With humility, James introduces himself simply as “a servant,” a slave to “God and of the Lord Jesus Christ” (1:1). There are several men we might identify as James in the New Testament; however, this James did not feel the need to introduce himself, perhaps because he needed no introduction. By the time this epistle was penned, the apostle James, brother of John and the son of Zebedee, was martyred (Acts 12:2), thereby eliminating him as the writer.
Most scholars are in agreement, and identify the author as James, the half-brother of Jesus (Galatians 1:19), being born of Joseph and Mary. James and his siblings were not followers of Jesus until after His crucifixion, death and resurrection (John 7:5). Acts 1:14, however, identifies “Mary the mother of Jesus” and “his brethren” among those who were assembled in “an upper room” after He ascended to heaven.
This same James is also identified as a leader of the church in Jerusalem (Galatians 2:9). Also, when Paul and Barnabas were giving account to the believers in Jerusalem, it was James who addressed the assembly (Acts 15:13) that consisted of the apostles and elders. James is also mentioned by name again with the leaders of the church in Acts 21:18.

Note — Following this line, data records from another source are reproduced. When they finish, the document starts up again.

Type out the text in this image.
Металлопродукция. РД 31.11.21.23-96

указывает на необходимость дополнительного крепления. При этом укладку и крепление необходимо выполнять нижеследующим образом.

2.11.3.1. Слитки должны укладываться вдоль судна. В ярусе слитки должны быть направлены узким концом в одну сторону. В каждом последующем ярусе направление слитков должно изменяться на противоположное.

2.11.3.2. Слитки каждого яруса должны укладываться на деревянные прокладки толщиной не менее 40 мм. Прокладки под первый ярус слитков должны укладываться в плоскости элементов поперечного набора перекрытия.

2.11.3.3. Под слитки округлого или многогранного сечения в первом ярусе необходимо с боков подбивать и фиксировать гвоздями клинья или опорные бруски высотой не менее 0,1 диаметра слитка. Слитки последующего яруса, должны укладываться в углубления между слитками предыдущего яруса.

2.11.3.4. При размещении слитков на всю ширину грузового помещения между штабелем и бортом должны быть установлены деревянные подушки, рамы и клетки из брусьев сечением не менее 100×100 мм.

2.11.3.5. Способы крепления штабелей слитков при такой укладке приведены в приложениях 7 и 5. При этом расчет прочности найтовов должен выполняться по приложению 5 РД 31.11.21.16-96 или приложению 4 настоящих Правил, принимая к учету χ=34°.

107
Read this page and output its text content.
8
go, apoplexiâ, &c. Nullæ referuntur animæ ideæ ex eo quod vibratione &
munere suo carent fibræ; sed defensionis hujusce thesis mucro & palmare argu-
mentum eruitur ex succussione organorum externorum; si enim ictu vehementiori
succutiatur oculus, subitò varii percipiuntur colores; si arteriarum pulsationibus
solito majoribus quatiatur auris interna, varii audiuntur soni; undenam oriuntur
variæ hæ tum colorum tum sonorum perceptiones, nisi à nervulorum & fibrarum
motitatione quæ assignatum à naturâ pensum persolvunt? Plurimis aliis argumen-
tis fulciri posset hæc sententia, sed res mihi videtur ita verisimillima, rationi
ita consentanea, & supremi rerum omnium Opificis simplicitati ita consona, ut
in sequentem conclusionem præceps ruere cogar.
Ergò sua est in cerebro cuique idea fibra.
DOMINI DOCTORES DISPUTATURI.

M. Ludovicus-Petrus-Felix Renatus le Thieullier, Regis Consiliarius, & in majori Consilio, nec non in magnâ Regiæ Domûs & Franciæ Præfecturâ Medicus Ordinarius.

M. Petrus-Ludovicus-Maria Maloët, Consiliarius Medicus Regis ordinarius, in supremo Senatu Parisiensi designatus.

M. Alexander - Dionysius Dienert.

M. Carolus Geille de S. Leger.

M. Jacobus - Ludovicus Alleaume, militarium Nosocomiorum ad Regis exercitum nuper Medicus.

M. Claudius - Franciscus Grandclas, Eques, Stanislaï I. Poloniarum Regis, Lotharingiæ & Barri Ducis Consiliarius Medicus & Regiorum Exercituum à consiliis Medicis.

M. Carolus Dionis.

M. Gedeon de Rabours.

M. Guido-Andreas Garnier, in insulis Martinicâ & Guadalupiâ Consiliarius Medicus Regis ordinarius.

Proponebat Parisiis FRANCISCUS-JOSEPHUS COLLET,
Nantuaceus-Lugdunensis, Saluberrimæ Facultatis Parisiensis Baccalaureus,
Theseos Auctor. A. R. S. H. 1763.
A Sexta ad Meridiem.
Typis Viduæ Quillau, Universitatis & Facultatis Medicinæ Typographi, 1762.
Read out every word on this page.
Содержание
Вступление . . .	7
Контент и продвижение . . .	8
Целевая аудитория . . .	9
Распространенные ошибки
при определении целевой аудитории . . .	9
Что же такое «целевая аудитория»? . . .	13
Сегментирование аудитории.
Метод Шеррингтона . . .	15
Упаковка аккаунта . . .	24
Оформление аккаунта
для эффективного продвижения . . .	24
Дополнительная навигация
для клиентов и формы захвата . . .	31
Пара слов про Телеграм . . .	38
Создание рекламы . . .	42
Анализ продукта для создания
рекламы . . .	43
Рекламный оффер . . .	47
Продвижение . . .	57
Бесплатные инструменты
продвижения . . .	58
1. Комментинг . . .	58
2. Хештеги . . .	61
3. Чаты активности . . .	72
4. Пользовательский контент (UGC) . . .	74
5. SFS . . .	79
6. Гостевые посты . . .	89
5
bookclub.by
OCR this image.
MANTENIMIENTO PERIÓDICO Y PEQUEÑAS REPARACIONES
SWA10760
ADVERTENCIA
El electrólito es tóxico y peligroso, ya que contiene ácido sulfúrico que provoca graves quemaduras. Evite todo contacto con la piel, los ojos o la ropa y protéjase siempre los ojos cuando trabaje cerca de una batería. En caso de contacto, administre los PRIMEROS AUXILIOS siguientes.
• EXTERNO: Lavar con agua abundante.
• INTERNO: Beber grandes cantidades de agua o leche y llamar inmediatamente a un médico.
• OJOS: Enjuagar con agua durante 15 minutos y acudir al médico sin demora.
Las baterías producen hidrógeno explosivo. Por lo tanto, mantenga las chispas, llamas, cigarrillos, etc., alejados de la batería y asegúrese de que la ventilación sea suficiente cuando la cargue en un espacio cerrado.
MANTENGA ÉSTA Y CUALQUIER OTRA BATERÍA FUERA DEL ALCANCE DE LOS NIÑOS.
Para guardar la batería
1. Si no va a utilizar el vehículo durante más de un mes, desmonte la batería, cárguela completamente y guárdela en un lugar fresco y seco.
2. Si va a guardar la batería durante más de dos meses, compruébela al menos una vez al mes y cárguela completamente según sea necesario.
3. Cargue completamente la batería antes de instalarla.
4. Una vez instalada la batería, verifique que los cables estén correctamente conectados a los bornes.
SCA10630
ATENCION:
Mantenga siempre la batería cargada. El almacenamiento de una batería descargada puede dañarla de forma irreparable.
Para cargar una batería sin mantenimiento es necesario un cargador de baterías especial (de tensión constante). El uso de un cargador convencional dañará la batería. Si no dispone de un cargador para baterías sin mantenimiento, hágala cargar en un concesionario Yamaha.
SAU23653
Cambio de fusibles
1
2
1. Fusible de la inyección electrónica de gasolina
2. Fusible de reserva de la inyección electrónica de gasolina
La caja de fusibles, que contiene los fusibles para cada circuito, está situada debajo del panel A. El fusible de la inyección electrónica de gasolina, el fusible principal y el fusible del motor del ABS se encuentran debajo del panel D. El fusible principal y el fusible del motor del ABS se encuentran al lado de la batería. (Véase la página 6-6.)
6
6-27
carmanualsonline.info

Regardless of who we might believe the author is, we know the epistle was addressed to the twelve tribes that had been scattered by persecution (1:1b), and is wonderfully practical, insightful, and convicting as it addressed a reality of life that all believers face: trials and temptations.
James 1:2–4 – 2 My brethren, count [regard; judge] it all joy [i.e. a cause for rejoicing] when ye fall [stand in the midst of] into divers [various] temptations [trials]; 3 Knowing this, that the trying [testing] of your faith [what you believe] worketh[performs; works out; produces] patience [steadfastness; endurance]. 4 But let patience [steadfastness; endurance] have her perfect [maturing; complete] work, that ye may be perfect [mature] and entire [complete], wanting nothing [i.e. lacking not one thing].